Maroc et Espagne renforcent l’accompagnement des travailleuses agricoles avec visas de 4 ans
Maroc-Espagne : le gouvernement renforce l’accompagnement des travailleuses agricoles saisonnières
Le Maroc met en place des mesures — visas de quatre ans, révision du mécanisme de sélection et coordination renforcée avec l’Espagne — pour améliorer la protection et l’accompagnement des travailleuses saisonnières en Espagne.
Le ministre de l’Inclusion économique, de la Petite entreprise, de l’Emploi et des Compétences, Younes Sekkouri, a présenté à la Chambre des représentants une série de mesures destinées à renforcer l’encadrement des travailleuses agricoles marocaines en Espagne. Ces mesures visent à sécuriser les parcours migratoires, améliorer l’accès aux droits fondamentaux et réduire les difficultés rencontrées, en particulier pour les premières mobilisations. Le gouvernement met l’accent sur la coopération bilatérale et sur des ajustements opérationnels du dispositif d’envoi et de suivi.
Principales mesures annoncées par l’exécutif
Parmi les décisions adoptées figurent la modification du mécanisme de sélection des travailleuses et l’octroi de visas d’une durée de quatre ans. L’objectif affiché est de stabiliser les flux et de faciliter les déplacements réguliers tout en assurant un meilleur suivi administratif et social des personnes concernées. Le ministère souligne également le renforcement des actions préparatoires, notamment des ateliers d’information et de formation avant départ.
Évolution des flux et taux de retour
Le ministère a souligné l’évolution significative du nombre de travailleuses : environ 3 000 à l’époque il y a une dizaine d’années, contre plus de 15 000 par an ces dernières années. Par ailleurs, la proportion des travailleuses qui effectuent des retours réguliers au Maroc dépasse 81 %, ce qui est présenté comme un indicateur de la régularité et de la durabilité des mobilités saisonnières organisées.
Concentration géographique et dialogue avec les employeurs
La province de Huelva concentre près de 90 % des travailleuses marocaines en Espagne. Face aux problèmes identifiés, le ministre a tenu une réunion avec les entreprises employeuses basées dans cette province afin d’examiner les difficultés opérationnelles et les conditions de travail. Ces échanges visent à responsabiliser les employeurs et à faciliter la mise en place de pratiques conformes aux droits du travail et aux accords bilatéraux.

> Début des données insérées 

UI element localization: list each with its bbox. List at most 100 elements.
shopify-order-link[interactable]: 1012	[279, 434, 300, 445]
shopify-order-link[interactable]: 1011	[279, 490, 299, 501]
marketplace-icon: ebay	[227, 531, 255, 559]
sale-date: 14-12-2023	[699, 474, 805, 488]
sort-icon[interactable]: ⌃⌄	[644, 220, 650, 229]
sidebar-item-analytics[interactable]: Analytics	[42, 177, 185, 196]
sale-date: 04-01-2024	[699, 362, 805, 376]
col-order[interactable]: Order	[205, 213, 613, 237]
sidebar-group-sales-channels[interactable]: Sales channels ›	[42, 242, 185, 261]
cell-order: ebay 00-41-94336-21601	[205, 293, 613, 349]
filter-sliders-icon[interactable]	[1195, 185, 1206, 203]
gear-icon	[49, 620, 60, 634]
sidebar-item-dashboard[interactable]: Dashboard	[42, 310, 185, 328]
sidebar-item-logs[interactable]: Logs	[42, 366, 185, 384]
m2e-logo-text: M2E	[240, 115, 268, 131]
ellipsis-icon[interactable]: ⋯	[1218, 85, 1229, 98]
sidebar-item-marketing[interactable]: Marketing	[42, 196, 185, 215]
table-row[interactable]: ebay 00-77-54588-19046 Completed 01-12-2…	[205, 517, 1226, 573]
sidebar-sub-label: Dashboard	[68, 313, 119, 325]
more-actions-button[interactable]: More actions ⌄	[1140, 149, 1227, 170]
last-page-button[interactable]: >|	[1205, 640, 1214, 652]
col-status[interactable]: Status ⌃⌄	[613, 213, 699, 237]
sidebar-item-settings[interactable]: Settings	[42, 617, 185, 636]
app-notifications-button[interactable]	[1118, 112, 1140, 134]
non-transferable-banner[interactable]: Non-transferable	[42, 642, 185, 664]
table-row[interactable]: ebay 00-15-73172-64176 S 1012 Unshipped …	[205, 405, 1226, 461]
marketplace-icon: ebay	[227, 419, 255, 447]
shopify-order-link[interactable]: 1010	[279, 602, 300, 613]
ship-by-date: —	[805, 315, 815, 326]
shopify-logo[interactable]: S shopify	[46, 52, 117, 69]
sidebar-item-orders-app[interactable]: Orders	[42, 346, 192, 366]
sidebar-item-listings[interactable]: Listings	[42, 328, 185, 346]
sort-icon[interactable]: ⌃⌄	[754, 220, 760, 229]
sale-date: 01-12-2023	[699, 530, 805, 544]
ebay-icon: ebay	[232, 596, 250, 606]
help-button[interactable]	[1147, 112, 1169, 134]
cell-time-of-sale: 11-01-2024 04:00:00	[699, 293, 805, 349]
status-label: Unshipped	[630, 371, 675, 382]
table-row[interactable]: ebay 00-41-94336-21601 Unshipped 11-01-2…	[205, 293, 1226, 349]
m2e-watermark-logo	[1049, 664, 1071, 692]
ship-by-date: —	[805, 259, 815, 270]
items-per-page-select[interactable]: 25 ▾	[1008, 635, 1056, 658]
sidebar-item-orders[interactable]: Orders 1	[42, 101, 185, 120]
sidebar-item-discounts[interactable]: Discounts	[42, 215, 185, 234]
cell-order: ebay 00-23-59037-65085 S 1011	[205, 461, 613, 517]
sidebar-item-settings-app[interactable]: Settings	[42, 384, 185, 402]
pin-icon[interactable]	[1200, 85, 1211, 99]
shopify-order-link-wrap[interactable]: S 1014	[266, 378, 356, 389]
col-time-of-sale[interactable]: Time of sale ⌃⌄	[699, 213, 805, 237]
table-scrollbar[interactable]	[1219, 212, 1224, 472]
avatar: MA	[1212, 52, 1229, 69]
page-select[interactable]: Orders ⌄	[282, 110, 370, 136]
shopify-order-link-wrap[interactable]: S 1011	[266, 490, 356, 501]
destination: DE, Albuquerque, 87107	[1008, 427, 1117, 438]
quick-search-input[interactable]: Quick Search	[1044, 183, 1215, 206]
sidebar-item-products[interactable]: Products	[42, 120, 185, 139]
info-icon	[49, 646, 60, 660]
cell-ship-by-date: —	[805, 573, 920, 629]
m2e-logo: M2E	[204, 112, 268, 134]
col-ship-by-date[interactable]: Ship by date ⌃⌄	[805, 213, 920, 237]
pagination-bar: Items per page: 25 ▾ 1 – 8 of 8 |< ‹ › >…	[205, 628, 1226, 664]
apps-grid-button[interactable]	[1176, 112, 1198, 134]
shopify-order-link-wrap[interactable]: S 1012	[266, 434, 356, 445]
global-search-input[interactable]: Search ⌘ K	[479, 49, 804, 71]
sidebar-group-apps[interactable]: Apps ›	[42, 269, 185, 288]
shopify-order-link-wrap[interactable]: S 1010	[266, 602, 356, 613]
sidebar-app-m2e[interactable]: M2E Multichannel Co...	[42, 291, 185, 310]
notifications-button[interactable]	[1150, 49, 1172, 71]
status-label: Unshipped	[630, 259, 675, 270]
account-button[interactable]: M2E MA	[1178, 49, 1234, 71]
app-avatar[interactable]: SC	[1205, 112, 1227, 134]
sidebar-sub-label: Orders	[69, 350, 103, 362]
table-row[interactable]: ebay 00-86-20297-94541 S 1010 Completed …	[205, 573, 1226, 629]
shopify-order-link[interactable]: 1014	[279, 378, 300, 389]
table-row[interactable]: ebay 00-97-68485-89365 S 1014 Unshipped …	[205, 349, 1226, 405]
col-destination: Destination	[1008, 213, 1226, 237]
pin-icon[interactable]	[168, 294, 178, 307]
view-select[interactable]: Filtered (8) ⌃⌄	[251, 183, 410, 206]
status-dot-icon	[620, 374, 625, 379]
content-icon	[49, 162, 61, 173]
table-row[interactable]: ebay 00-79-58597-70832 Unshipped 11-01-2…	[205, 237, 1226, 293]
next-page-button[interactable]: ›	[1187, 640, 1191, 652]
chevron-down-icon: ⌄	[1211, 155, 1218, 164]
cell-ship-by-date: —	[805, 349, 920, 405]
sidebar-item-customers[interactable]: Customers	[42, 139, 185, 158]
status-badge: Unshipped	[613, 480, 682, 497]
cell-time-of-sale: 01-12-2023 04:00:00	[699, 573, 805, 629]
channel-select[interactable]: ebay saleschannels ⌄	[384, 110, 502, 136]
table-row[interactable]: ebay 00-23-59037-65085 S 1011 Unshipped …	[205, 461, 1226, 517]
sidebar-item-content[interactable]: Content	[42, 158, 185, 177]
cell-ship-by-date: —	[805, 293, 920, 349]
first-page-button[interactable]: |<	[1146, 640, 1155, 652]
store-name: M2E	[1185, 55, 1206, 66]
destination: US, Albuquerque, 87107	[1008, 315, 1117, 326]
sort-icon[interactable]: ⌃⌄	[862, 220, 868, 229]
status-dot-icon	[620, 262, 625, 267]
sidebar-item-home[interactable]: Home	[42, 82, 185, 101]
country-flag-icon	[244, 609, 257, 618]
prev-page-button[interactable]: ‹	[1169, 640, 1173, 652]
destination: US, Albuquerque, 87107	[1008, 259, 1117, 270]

Difficultés persistantes identifiées sur le terrain
Malgré les ateliers de sensibilisation organisés avant le départ, plusieurs obstacles persistent. Les travailleuses effectuant leur premier déplacement rencontrent principalement des difficultés liées à la langue et à la méconnaissance de leurs droits. Ces lacunes rendent plus complexes l’accès aux services, la compréhension des contrats et la capacité à déposer une plainte en cas de litige. Le gouvernement reconnaît la nécessité d’un accompagnement plus ciblé pour ces profils.
Coordination bilatérale et accès aux droits en Espagne
Les réunions tenues en coordination avec l’ambassade du Maroc en Espagne et le consulat général à Séville, en présence des autorités espagnoles compétentes, ont abouti à des engagements concrets : garantir l’accès à la couverture sanitaire dès l’arrivée, faciliter le dépôt des plaintes et assurer la disponibilité d’un soutien linguistique et administratif. L’accent est mis sur la mise en place de mécanismes d’assistance pour lever la barrière de la langue et pour orienter les travailleuses vers les instances de protection.
Un suivi renforcé est prévu à la fois sur le plan administratif et sur le plan social, avec la participation de l’Agence nationale de promotion de l’emploi et des compétences (ANAPEC). Les autorités marocaines et espagnoles indiquent vouloir renforcer la surveillance et les instruments de résolution des problèmes identifiés, en s’appuyant notamment sur des partenariats locaux et des dispositifs de médiation.
La démarche gouvernementale combine des ajustements réglementaires et des actions opérationnelles visant à sécuriser les mobilités saisonnières, à réduire les vulnérabilités et à garantir le respect des droits. Les prochaines étapes incluront la mise en œuvre concrète des modifications du mécanisme de sélection, le déploiement effectif des visas quadriennaux et le renforcement des mesures d’accompagnement linguistique et juridique pour les travailleuses, en particulier celles partiantes pour la première fois.